To counter this, OpenBionics has created a digital commons of designs, software and knowhow for the development of anthropomorphic, modular and easily maintained robot and prosthetic hands. The hands can be fabricated with low-cost desktop manufacturing technologies, such as 3D printing and computerized numerical control (CNC) machines, and are made using off-the-shelf, low-cost and lightweight materials that can be easily found in hardware stores. Fabrication and assemblage of a full working hand typically takes between four and six hours. These hands are as just as functional as commercially available solutions, but at a fraction (from 0.1 to 1%) of the cost. The modular designs are very simple and require no specialized tooling and, as they are fabricated on-site, they can be repaired and maintained locally.
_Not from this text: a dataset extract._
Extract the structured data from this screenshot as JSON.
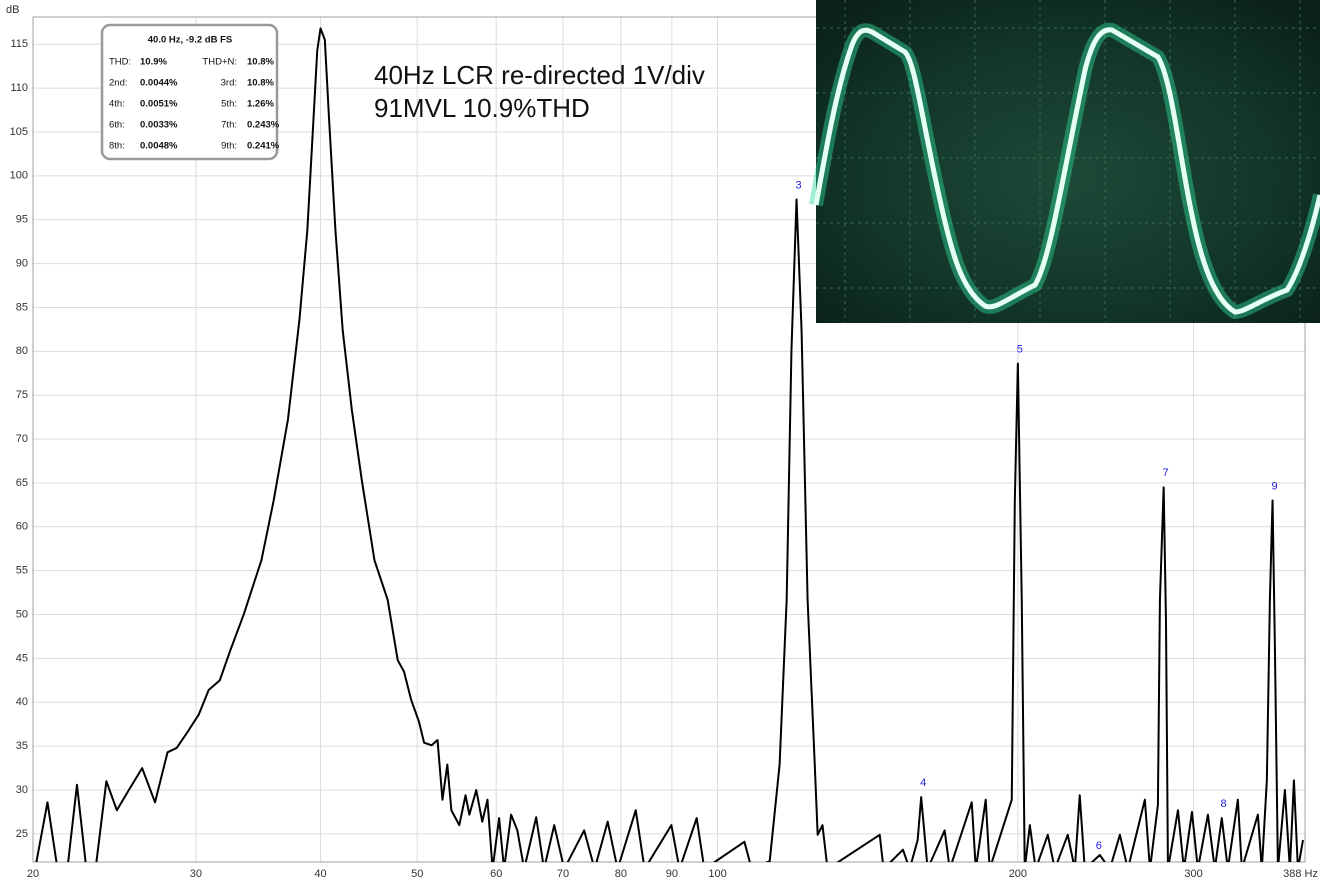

The OpenBionics website (www.openbionics.org) serves as an online repository of videos, code, designs and tutorials. All of these are available under a Creative Commons license that allows people to share, copy and redistribute the related material in any medium or format and adapt, remix, transform and build upon it for any purpose (including commercial ones). A variety of designs are provided, and website visitors are able to request the files needed to develop a personalized prosthesis by filling out an appropriate form.
In 2015, the OpenBionics initiative won the Robotdalen International Innovation award and has now initiated a collaboration with Robotdalen to perform clinical trials and commercialize affordable prosthetic devices. Among the future plans of the OpenBionics initiative is the creation of a spin-off/start-up company for the commercialization of the derivative designs without compromising their open dissemination and licensing.